Splintered Door for #IndieApril

Just before I dive into another novel on my Indie April tour, I thought I'd mention this. It's a collection of short stories and not published by anybody, but I put them online free a while back.

They were written somewhere around 2012. I was going through quite a stint of block and finding it really hard to get inspired. Although grateful to the publishers who took on my work back then, I think I was just feeling a bit deflated. I wasn't sure whether my writing would improve or whether I should just give up on it. 

One day, I stumbled across the Random Title Generator. I'm not sure if the original is still up. It's just this website where you hit a button and it throws out some title suggestions.

I decided to stop taking myself so seriously and just hit the button. The program would throw up five title suggestions. I made myself pick one - no cheating by pressing it again - and then I had to write a story on that theme.

So, that's how Splintered Door came into being. Quite literally, not just the stories but the title of the book itself. There's seven stories, each quite different from each other, some very poetic, other's not so. A couple have a recurrent theme just for kicks, so I suppose if you read them in order it might be more interesting, but not compulsory. 

The first one was particularly interesting for me. I was going through a bit of a DBC Pierre fascination. What I was drawn to was that he's an Australian guy writing all American.

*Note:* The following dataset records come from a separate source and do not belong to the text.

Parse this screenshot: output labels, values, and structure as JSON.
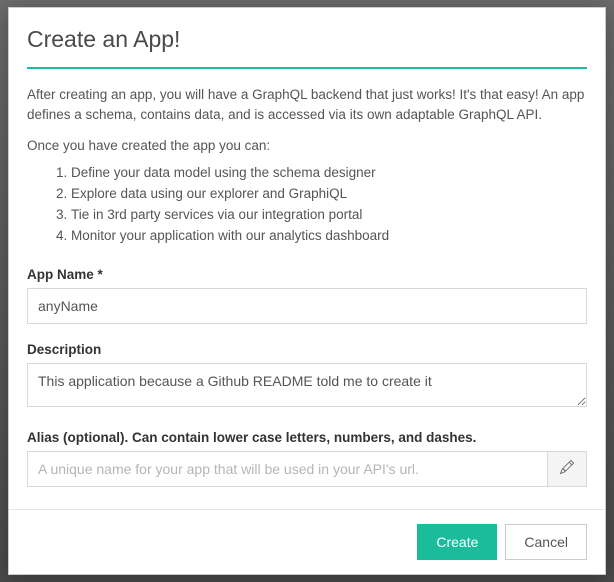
{
  "modal": {
    "title": "Create an App!",
    "intro": "After creating an app, you will have a GraphQL backend that just works! It's that easy! An app defines a schema, contains data, and is accessed via its own adaptable GraphQL API.",
    "after_list_label": "Once you have created the app you can:",
    "steps": [
      "Define your data model using the schema designer",
      "Explore data using our explorer and GraphiQL",
      "Tie in 3rd party services via our integration portal",
      "Monitor your application with our analytics dashboard"
    ],
    "fields": {
      "app_name": {
        "label": "App Name *",
        "value": "anyName"
      },
      "description": {
        "label": "Description",
        "value": "This application because a Github README told me to create it"
      },
      "alias": {
        "label": "Alias (optional). Can contain lower case letters, numbers, and dashes.",
        "placeholder": "A unique name for your app that will be used in your API's url."
      }
    },
    "buttons": {
      "create": "Create",
      "cancel": "Cancel"
    }
  }
}
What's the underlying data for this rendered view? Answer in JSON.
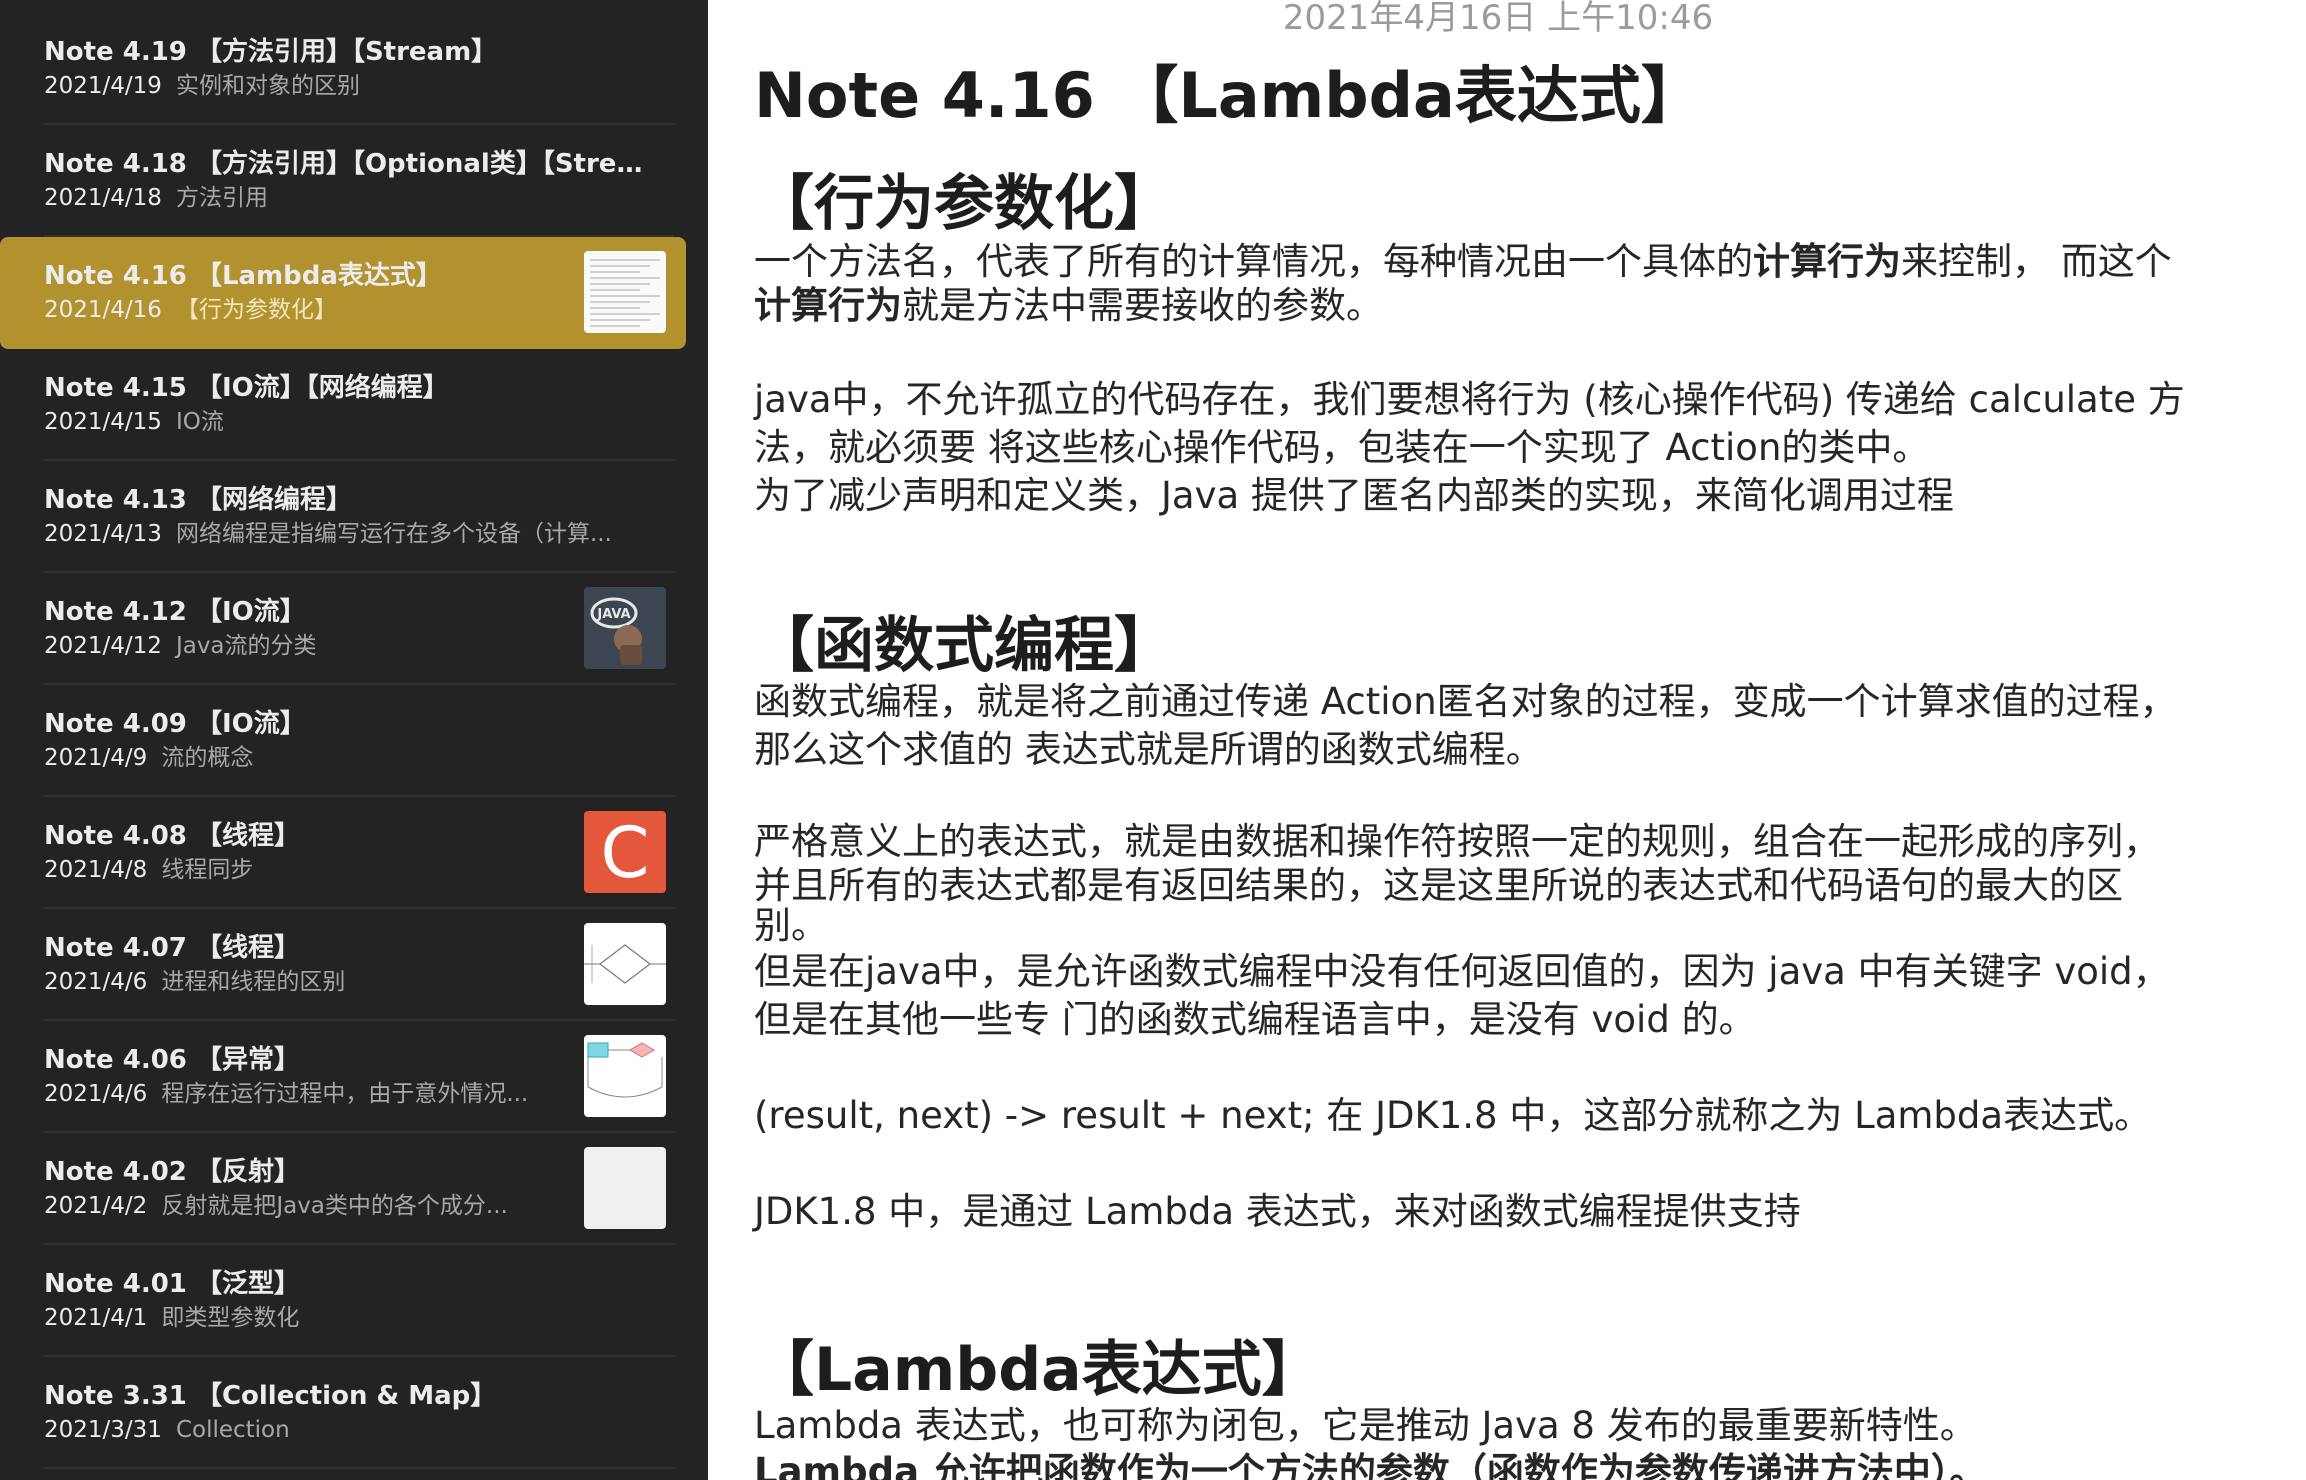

I know he grew up in Mexico and lived in America later, but still, we're used to seeing British and Australian actors playing Americans in movies, but not so used to seeing them writing in an accent. I wanted to know if I could do it, so I had a go. I asked an American friend to check it over after, to see whether I'd got the lingo right.

The collection was just a bit of fun for me, but it was also liberating as it allowed me to play. I could try out styles and stories without really caring whether they were much good. 

Surprisingly, I'm still pretty happy with them. They came out better than I expected.

My lovely friend Jessica Clark provided the cover. I mentioned her in my TEDx talk. She runs Raven Feather Photography and used to do some really kooky stuff. I really liked the image so asked if I could use it. There are several of her pictures I would love to put on book covers - just need to write the stories.

Really Kooky Stuff
Raven Feather Photography

There isn't masses to say about this book, although people keep asking me if it's available in paperback because they also love the cover. I haven't done that and probably won't. It was just a bit of escapism.

I don't think you can ever underestimate how important it is for artists to play. Just mess about with whatever form of art you enjoy without expecting it to become anything. Just for the pleasure of it. I think writers, in particular, do this less and less as the years go by, simply because writing a book takes so long and often you don't know whether it'll be any good until the end. So, we constantly feel like there isn't enough time and that in itself is self-defeating, because it saps creativity. We start to feel like everything we write needs to be serious - needs to be something important. Our books are rarely that good, so if we haven't enjoyed the process either, that's a double downer. 

Still, as much as I enjoy them, I don't write short stories very often anymore. 

Mind you, I don't write novels very often either.